O responsável de emergências sanitárias da FICV, Tammam Aloudat, disse à agência EFE, ao apresentar o relatório, que entre as epidemias das quais o mundo rico estava livre, mas que estão retornando, estão o sarampo, a gripe e a forma mais resistente de tuberculose.
O especialista comparou as epidemias com as guerras, mas disse que as primeiras são ainda piores, porque "os agentes infecciosos são 'espertos', se adaptam, não têm piedade e não podemos negociar com eles".
"Não ganhamos a guerra e talvez agora estamos mais longe de conseguir isso que antes, pois, a cada ano, 14 milhões de pessoas morrem por causa de doenças infecciosas", disse Aloudat, em entrevista coletiva.
Neste sentido, lamentou que a gripe suína concentre a atenção pública, enquanto outras infecções são muito mais mortais.
"Este ano, mais pessoas foram infectadas do que nunca pela meningite e mais pessoas contraíram pólio, que estava perto de ser erradicada, mas não é assim", afirmou.
A situação é tão grave em certos lugares do mundo que a expectativa de vida nesses locais é equivalente ao que era há 10 mil anos, disse Aloudat, ao apresentar o relatório da FICV.
O estudo denuncia também a ausência de uma resposta adequada perante o crescente impacto das epidemias no desenvolvimento socioeconômico dos países mais pobres, o que levou a uma situação que denomina "fratura epidêmica".
A este respeito, revela que a dengue - doença com mortalidade anual relativamente baixa e que ficou em 18 mil - afeta, no entanto, 9 milhões de pessoas que não podem levar uma vida normal devido à doença, a grande maioria em países pobres.
Prova de que a situação se agrava é que as intervenções da FICV perante epidemias triplicaram entre 2004 e 2007, enquanto, entre 2007 e 2008, o número de pessoas atendidas por essa causa cresceu 15,4%.
"Esse aumento indica mais capacidades (de atendimento), mas também que os focos continuam sendo uma grande carga para a saúde e a economia, sobretudo, nos países em desenvolvimento", afirma o relatório.

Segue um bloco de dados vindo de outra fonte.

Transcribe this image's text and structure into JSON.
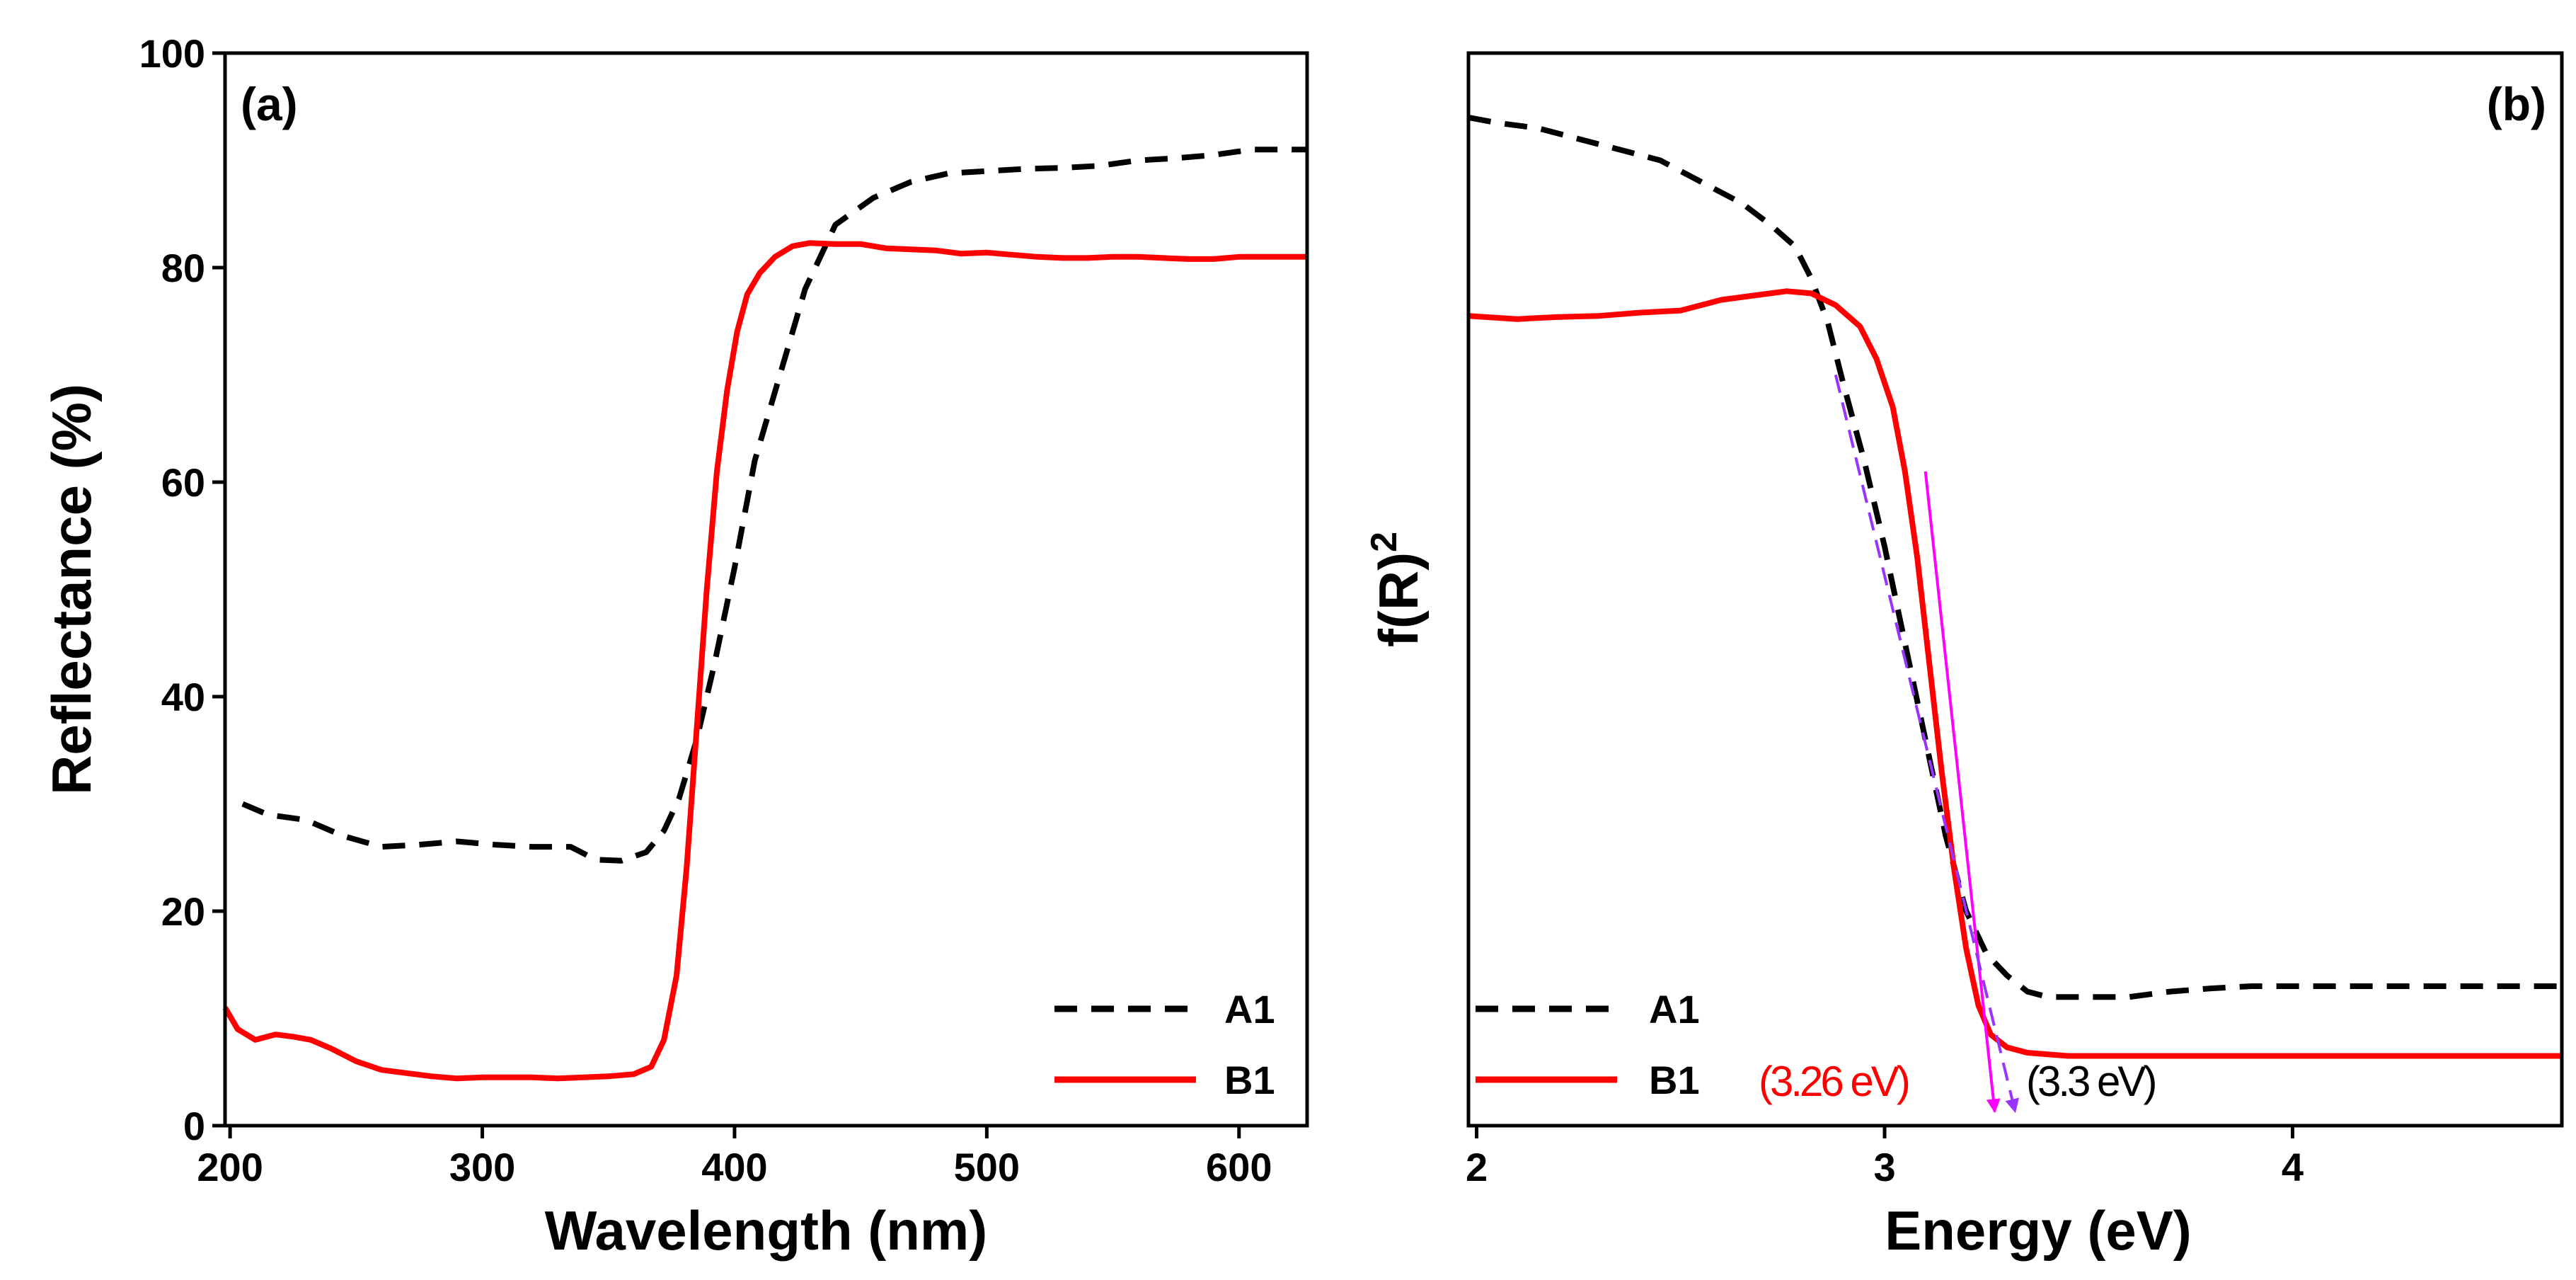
{
  "chart_data": [
    {
      "type": "line",
      "panel_label": "(a)",
      "xlabel": "Wavelength (nm)",
      "ylabel": "Reflectance (%)",
      "xlim": [
        198,
        627
      ],
      "ylim": [
        0,
        100
      ],
      "xticks": [
        200,
        300,
        400,
        500,
        600
      ],
      "yticks": [
        0,
        20,
        40,
        60,
        80,
        100
      ],
      "legend": "bottom-right",
      "series": [
        {
          "name": "A1",
          "color": "#000000",
          "style": "dashed",
          "x": [
            205,
            215,
            230,
            245,
            260,
            275,
            290,
            305,
            320,
            335,
            345,
            355,
            365,
            372,
            378,
            385,
            392,
            400,
            408,
            418,
            428,
            440,
            455,
            470,
            485,
            500,
            515,
            530,
            545,
            560,
            575,
            590,
            605,
            615,
            627
          ],
          "y": [
            30,
            29,
            28.5,
            27,
            26,
            26.2,
            26.5,
            26.2,
            26,
            26,
            24.8,
            24.7,
            25.5,
            27.5,
            30.5,
            36,
            43,
            52,
            62,
            70,
            78,
            84,
            86.5,
            88,
            88.8,
            89,
            89.2,
            89.3,
            89.5,
            90,
            90.2,
            90.5,
            91,
            91,
            91
          ]
        },
        {
          "name": "B1",
          "color": "#ff0000",
          "style": "solid",
          "x": [
            198,
            203,
            210,
            218,
            225,
            232,
            240,
            250,
            260,
            270,
            280,
            290,
            300,
            310,
            320,
            330,
            340,
            350,
            360,
            367,
            372,
            377,
            381,
            385,
            389,
            393,
            397,
            401,
            405,
            410,
            416,
            423,
            430,
            440,
            450,
            460,
            470,
            480,
            490,
            500,
            510,
            520,
            530,
            540,
            550,
            560,
            570,
            580,
            590,
            600,
            610,
            620,
            627
          ],
          "y": [
            11,
            9,
            8,
            8.5,
            8.3,
            8,
            7.2,
            6,
            5.2,
            4.9,
            4.6,
            4.4,
            4.5,
            4.5,
            4.5,
            4.4,
            4.5,
            4.6,
            4.8,
            5.5,
            8,
            14,
            24,
            37,
            50,
            61,
            68.5,
            74,
            77.5,
            79.5,
            81,
            82,
            82.3,
            82.2,
            82.2,
            81.8,
            81.7,
            81.6,
            81.3,
            81.4,
            81.2,
            81,
            80.9,
            80.9,
            81,
            81,
            80.9,
            80.8,
            80.8,
            81,
            81,
            81,
            81
          ]
        }
      ]
    },
    {
      "type": "line",
      "panel_label": "(b)",
      "xlabel": "Energy (eV)",
      "ylabel": "f(R)",
      "ylabel_superscript": "2",
      "xlim": [
        1.98,
        4.66
      ],
      "ylim": [
        0,
        100
      ],
      "y_ticks_shown": false,
      "xticks": [
        2,
        3,
        4
      ],
      "legend": "bottom-left",
      "series": [
        {
          "name": "A1",
          "color": "#000000",
          "style": "dashed",
          "x": [
            1.98,
            2.05,
            2.15,
            2.25,
            2.35,
            2.45,
            2.55,
            2.65,
            2.72,
            2.78,
            2.82,
            2.86,
            2.9,
            2.95,
            3.0,
            3.05,
            3.1,
            3.15,
            3.2,
            3.25,
            3.3,
            3.35,
            3.4,
            3.5,
            3.6,
            3.7,
            3.8,
            3.9,
            4.0,
            4.2,
            4.4,
            4.66
          ],
          "y": [
            94,
            93.5,
            93,
            92,
            91,
            90,
            88,
            86,
            84,
            82,
            79,
            75,
            69,
            62,
            54,
            45,
            36,
            27,
            20,
            16,
            14,
            12.5,
            12,
            12,
            12,
            12.5,
            12.8,
            13,
            13,
            13,
            13,
            13
          ]
        },
        {
          "name": "B1",
          "color": "#ff0000",
          "style": "solid",
          "x": [
            1.98,
            2.1,
            2.2,
            2.3,
            2.4,
            2.5,
            2.6,
            2.7,
            2.76,
            2.82,
            2.88,
            2.94,
            2.98,
            3.02,
            3.05,
            3.08,
            3.11,
            3.14,
            3.17,
            3.2,
            3.23,
            3.26,
            3.3,
            3.35,
            3.45,
            3.6,
            3.8,
            4.0,
            4.3,
            4.66
          ],
          "y": [
            75.5,
            75.2,
            75.4,
            75.5,
            75.8,
            76,
            77,
            77.5,
            77.8,
            77.6,
            76.5,
            74.5,
            71.5,
            67,
            61,
            53,
            43,
            33,
            24,
            16.5,
            11.2,
            8.5,
            7.3,
            6.8,
            6.5,
            6.5,
            6.5,
            6.5,
            6.5,
            6.5
          ]
        }
      ],
      "annotations": [
        {
          "text": "(3.26 eV)",
          "color": "#ff0000"
        },
        {
          "text": "(3.3 eV)",
          "color": "#000000"
        }
      ],
      "tangent_lines": [
        {
          "color": "#ff00ff",
          "style": "solid",
          "from": [
            3.1,
            61
          ],
          "to": [
            3.27,
            1.3
          ]
        },
        {
          "color": "#9933ff",
          "style": "dashed",
          "from": [
            2.88,
            70
          ],
          "to": [
            3.32,
            1.3
          ]
        }
      ]
    }
  ]
}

Só no primeiro trimestre de 2009, as sociedades nacionais da Cruz Vermelha e do Crescente Vermelho atenderam mais de 10,6 milhões de pessoas por epidemias, frente a um total de 16,3 milhões em 2008.
Além disso, o relatório explica que, embora as doenças não transmissíveis, como o câncer e as cardiovasculares, sejam agora a principal causa de mortalidade mundial - seis em cada dez mortes -, isso esconde a gravidade do problema das patologias infecciosas - três em cada dez mortes.
Os problemas relacionados com a gravidez, o parto e os problemas nutricionais são responsáveis de uma em cada dez mortes.